Minimal length of the string read from 'execProcess' to read as a symbol.

Type Default Category
Number 0 Parse

Sets the minimal length a string read from the scanner process stdout must be to be considered a symbol.

execSymbolMaxLength

Max length the string read from 'execProcess' to read as a symbol.

Type Default Category
Number 0 Parse

Sets the maximum length a string read from the scanner process stdout must be to be considered a symbol.

execSymbolFilters

Patterns a line read from 'execProcess' must NOT match.

Type Default Category
List [] Parse

defines regex patterns applied to each line read from the scanner process' stdout that must NOT match for the line value to be captured as a symbol.

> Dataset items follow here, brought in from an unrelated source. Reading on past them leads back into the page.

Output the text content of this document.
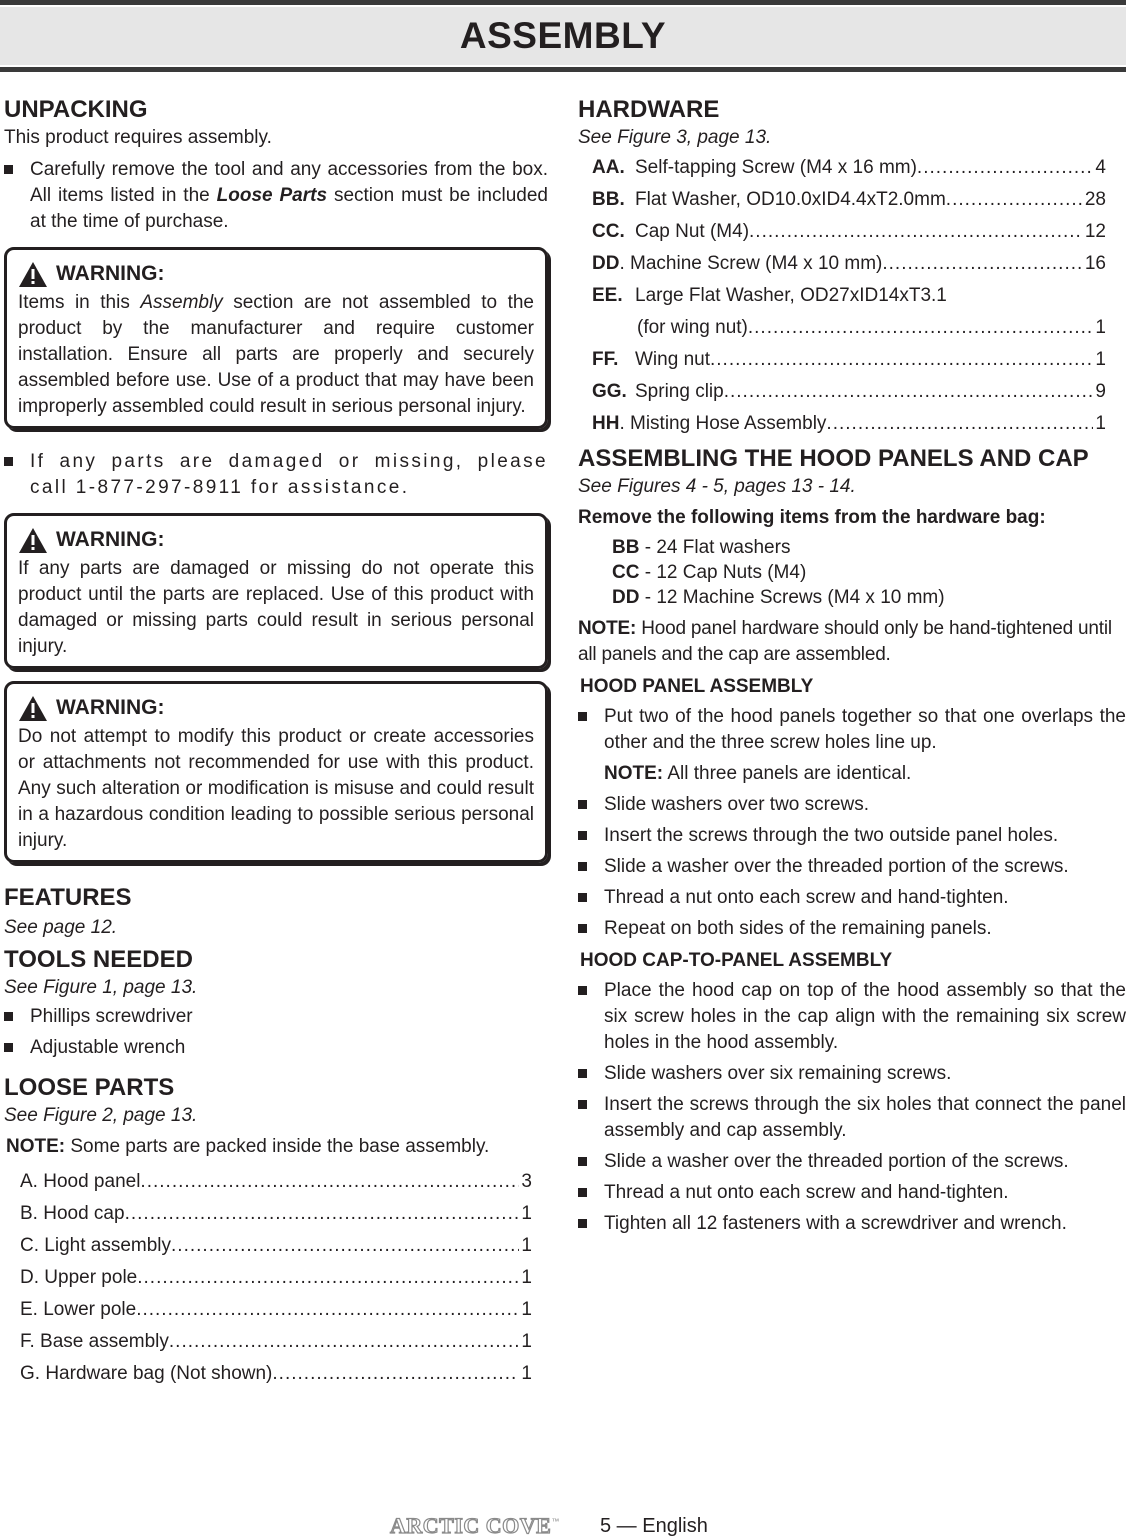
ASSEMBLY
UNPACKING

This product requires assembly.

Carefully remove the tool and any accessories from the box. All items listed in the Loose Parts section must be included at the time of purchase.
WARNING:

Items in this Assembly section are not assembled to the product by the manufacturer and require customer installation. Ensure all parts are properly and securely assembled before use. Use of a product that may have been improperly assembled could result in serious personal injury.

If any parts are damaged or missing, please call 1-877-297-8911 for assistance.
WARNING:

If any parts are damaged or missing do not operate this product until the parts are replaced. Use of this product with damaged or missing parts could result in serious personal injury.

WARNING:

Do not attempt to modify this product or create accessories or attachments not recommended for use with this product. Any such alteration or modification is misuse and could result in a hazardous condition leading to possible serious personal injury.

FEATURES

See page 12.

TOOLS NEEDED

See Figure 1, page 13.

Phillips screwdriver
Adjustable wrench
LOOSE PARTS

See Figure 2, page 13.

NOTE: Some parts are packed inside the base assembly.

A. Hood panel .....	3
B. Hood cap .....	1
C. Light assembly .....	1
D. Upper pole .....	1
E. Lower pole .....	1
F. Base assembly .....	1
G. Hardware bag (Not shown) .....	1
HARDWARE

See Figure 3, page 13.

AA. Self-tapping Screw (M4 x 16 mm) .....	4
BB. Flat Washer, OD10.0xID4.4xT2.0mm .....	28
CC. Cap Nut (M4) .....	12
DD . Machine Screw (M4 x 10 mm) .....	16
EE. Large Flat Washer, OD27xID14xT3.1
(for wing nut) .....	1
FF. Wing nut .....	1
GG. Spring clip .....	9
HH . Misting Hose Assembly .....	1
ASSEMBLING THE HOOD PANELS AND CAP

See Figures 4 - 5, pages 13 - 14.

Remove the following items from the hardware bag:

BB - 24 Flat washers
CC - 12 Cap Nuts (M4)
DD - 12 Machine Screws (M4 x 10 mm)

NOTE: Hood panel hardware should only be hand-tightened until all panels and the cap are assembled.

HOOD PANEL ASSEMBLY
Put two of the hood panels together so that one overlaps the other and the three screw holes line up.
NOTE: All three panels are identical.
Slide washers over two screws.
Insert the screws through the two outside panel holes.
Slide a washer over the threaded portion of the screws.
Thread a nut onto each screw and hand-tighten.
Repeat on both sides of the remaining panels.
HOOD CAP-TO-PANEL ASSEMBLY
Place the hood cap on top of the hood assembly so that the six screw holes in the cap align with the remaining six screw holes in the hood assembly.
Slide washers over six remaining screws.
Insert the screws through the six holes that connect the panel assembly and cap assembly.
Slide a washer over the threaded portion of the screws.
Thread a nut onto each screw and hand-tighten.
Tighten all 12 fasteners with a screwdriver and wrench.
ARCTIC COVE ™ 5 — English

For example, to avoid AWAV binary when using the strings OS utility, specify:

execSymbolFilters:
  -  ^AWAV     
`

execSymbolSetSelectors

Regex patterns to determines whether to treat an input value as set of tokens.

Type Default Category
List [] Parse

defines regex patterns must ALL matc to treat an input value as a line (e.g., 'error connecting to {}'), or as a series of independent tokens (e.g., 'error', 'connecting', 'to') to reduce the cardinality and size of the output symbol file.

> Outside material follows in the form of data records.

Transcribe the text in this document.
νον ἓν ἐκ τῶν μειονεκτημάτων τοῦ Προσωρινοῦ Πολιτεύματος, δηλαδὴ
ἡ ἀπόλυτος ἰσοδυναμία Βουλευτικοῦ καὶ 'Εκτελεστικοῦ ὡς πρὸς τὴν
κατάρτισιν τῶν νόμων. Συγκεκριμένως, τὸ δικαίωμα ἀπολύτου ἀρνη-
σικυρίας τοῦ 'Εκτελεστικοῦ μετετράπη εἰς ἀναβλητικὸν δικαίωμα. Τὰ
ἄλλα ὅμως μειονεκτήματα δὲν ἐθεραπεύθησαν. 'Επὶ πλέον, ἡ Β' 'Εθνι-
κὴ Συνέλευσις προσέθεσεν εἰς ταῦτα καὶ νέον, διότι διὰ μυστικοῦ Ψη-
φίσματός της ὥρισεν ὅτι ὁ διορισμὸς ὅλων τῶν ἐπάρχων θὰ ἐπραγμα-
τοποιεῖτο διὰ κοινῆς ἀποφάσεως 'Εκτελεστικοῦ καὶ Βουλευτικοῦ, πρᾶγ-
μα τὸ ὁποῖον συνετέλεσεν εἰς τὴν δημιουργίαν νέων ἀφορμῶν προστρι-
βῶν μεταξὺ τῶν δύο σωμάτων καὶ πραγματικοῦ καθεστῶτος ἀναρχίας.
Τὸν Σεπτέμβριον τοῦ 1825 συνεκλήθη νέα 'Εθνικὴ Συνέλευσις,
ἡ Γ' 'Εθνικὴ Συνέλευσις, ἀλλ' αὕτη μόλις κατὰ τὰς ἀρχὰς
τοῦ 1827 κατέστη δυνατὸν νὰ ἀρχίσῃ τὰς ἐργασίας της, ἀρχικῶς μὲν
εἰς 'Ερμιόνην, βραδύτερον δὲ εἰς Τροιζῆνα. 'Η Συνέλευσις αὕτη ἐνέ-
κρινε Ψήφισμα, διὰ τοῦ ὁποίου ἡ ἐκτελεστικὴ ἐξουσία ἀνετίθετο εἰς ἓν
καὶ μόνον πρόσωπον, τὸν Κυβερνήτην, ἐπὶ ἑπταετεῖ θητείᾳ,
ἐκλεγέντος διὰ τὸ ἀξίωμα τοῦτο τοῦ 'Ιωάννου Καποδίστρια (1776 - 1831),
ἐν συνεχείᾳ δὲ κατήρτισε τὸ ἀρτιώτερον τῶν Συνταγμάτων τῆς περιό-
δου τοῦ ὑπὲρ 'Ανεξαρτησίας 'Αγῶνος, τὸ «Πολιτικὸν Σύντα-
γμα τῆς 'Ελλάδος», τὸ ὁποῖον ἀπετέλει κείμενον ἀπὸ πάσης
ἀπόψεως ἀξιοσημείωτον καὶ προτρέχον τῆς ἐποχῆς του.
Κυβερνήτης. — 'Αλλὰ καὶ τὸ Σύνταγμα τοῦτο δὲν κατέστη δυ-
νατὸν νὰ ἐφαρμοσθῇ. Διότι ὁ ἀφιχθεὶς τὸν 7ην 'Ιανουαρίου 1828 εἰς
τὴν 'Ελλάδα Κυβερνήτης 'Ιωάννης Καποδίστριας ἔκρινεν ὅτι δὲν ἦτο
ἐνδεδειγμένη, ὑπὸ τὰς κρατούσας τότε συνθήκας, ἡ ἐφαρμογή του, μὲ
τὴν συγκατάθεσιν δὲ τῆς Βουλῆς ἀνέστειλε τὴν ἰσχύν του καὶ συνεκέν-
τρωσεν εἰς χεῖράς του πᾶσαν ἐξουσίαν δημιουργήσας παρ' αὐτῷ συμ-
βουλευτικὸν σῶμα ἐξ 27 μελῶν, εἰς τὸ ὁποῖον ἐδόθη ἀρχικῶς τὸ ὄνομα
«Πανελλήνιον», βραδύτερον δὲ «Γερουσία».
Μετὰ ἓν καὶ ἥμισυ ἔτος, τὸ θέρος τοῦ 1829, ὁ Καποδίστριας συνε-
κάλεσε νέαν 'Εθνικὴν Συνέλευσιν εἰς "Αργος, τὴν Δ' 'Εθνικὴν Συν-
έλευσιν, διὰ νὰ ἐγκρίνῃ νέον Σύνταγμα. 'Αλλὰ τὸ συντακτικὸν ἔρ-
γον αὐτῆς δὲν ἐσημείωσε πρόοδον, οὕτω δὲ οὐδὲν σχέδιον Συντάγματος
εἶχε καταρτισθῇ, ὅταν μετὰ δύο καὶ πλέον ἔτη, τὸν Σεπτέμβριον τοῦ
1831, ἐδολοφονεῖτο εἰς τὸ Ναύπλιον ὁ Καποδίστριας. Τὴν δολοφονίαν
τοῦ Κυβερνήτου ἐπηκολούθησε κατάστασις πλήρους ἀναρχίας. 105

For example, when processing files that contain values GO compile symbols such as:

github.com/open-telemetry/opentelemetry-collector-contrib/exporter/fileexporter.group[go.shape.struct

Specify the pattern below to break the string into separate symbol tokens (e.g., shape, struct,..):

setSelectors: 
- ^(?:github\.com|golang\.org|type:\.eq\.(?:github\.com|golang\.org))(/[a-zA-Z0-9_-]+)*$
- ^[a-zA-Z0-9_/:\.\[\]\*,-]*(?:\.[a-zA-Z0-9]+|\[[a-zA-Z0-9,\.\*/:_-]+\]|-fm)?$

execIsStructured

Sets whether output lines read from 'execProcess' are read as plain text or structured JSON.

Type Default Category
String "" Parse

Controls whether to read the execProcess stdout as plain text or as a JSON object containing source context information. If false (default), symbol values read from the process' output are marked as having an exec context. To learn more about producing structured symbol values, see SymbolUnit.java.

execSymbolsPrefix

A prefix lines read from 'execProcess' must match to parse as structured JSON symbols.

Type Default Category
Boolean false Parse

Sets a prefix that must precede lines read from the scan process' stdout to parse as structured JSON symbol trees. Only applies when execIsStructured is true.


This module is defined in executable/module.yaml.